I had never been in the lazaret, the task of breaking out stores having usually fallen to the stiffs. But from foc'sle gossip I knew it was a big storeroom, comprising the whole 'tweendeck beneath the cabin space. The Golden Bough, like most clippers of her day, sometimes carried emigrant passengers, and had need of a spacious lazaret.

The lady sketched the lay of the land for me. The hatch to the lazaret was in the saloon floor, well aft, on the starboard side. Wong was more familiar than any man with the lazaret's interior, and he had decided the deck should be cut through from this room, rather than at any other point. This, said the lady, was because farther aft, on this side of the ship, a strong room occupied the lazaret space (aye, the same strong room which so tickled the fancy of some of my shipmates!). The Chinaman had planned with foresight; he had even disposed stores below to convenience and shield the man who played rescuer. When I dropped through the hole, the lady told me, I would find myself in a narrow alleyway, walled with tiers of beef casks and other stores; if I followed this alleyway I would come to the lazaret hatch, near where Newman was secured.

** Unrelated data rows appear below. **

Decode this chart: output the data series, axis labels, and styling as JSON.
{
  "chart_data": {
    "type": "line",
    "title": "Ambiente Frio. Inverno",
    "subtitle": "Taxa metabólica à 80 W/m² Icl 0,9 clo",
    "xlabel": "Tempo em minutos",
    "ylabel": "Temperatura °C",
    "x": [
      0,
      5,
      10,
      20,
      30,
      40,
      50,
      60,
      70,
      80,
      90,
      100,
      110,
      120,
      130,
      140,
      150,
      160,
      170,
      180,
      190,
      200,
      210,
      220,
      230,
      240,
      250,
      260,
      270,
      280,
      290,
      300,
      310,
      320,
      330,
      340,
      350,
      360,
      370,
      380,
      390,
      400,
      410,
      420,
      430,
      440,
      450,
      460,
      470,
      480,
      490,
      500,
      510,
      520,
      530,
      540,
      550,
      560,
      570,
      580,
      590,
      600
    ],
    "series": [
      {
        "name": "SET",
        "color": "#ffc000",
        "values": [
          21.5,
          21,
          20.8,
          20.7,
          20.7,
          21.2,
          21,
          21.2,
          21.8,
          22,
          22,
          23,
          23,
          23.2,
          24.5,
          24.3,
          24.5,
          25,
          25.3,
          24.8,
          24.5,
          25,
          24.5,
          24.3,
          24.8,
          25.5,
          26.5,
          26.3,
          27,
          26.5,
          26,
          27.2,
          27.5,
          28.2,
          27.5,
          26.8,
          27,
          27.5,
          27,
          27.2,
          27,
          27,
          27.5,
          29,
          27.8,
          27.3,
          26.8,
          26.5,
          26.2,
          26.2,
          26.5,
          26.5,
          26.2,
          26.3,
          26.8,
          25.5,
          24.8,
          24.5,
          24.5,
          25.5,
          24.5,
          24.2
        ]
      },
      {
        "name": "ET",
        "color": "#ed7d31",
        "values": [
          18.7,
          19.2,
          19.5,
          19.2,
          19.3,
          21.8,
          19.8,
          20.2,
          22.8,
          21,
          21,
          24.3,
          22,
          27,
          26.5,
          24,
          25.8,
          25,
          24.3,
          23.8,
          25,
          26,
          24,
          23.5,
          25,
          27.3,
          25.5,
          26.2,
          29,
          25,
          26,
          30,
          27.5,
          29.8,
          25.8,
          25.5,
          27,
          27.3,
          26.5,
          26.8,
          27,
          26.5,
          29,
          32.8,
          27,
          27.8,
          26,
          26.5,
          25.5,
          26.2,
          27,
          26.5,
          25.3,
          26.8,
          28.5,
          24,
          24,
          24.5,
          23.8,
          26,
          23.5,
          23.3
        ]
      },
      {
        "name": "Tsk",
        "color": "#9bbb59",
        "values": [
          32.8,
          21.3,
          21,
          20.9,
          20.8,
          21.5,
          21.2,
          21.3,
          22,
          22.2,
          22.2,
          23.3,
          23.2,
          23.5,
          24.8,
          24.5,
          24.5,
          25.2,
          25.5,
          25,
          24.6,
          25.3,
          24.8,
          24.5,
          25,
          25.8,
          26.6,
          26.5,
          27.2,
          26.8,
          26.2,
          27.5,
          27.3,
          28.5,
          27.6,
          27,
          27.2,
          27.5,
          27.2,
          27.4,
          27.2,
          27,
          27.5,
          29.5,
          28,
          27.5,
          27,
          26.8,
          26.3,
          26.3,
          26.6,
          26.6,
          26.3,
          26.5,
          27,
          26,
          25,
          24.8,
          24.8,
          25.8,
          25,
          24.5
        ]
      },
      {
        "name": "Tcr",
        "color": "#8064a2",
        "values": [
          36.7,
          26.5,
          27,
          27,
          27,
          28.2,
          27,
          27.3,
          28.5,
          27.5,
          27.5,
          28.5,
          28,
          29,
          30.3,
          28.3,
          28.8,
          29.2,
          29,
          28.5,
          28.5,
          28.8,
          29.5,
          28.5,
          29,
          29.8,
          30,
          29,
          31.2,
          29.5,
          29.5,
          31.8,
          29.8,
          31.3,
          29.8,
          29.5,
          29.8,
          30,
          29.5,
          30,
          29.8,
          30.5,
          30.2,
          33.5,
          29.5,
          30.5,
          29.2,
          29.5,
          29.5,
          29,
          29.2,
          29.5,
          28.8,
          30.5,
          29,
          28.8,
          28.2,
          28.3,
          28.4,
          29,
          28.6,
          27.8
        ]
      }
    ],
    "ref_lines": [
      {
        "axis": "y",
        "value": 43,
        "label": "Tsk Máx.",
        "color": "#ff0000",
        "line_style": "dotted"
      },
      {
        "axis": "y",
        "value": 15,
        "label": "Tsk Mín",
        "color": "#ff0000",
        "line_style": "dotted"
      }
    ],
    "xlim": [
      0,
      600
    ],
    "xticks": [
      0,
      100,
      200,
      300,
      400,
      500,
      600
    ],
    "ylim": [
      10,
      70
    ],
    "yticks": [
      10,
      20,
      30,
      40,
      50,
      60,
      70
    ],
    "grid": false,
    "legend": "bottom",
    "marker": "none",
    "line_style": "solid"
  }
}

She thought I should wait until I heard the captain leave the lazaret. But to this I demurred. The success of the scheme might well depend upon the leeway of a moment's time. The ship's noises, always present in a ship's hold, would cover any slight noise I might make. Truth to tell, that sound of Newman in pain had thrown me into a fever of impatience to get to his side; and I suspect it rendered the lady less cautious, too.

"God bless you, Boy-and, oh, be careful," she whispered.

I drew back the blanket, and lowered my body into the opening. I hung by my hands an instant, and felt her draw the blanket over my head as she covered the hole again. Then I let go, and dropped.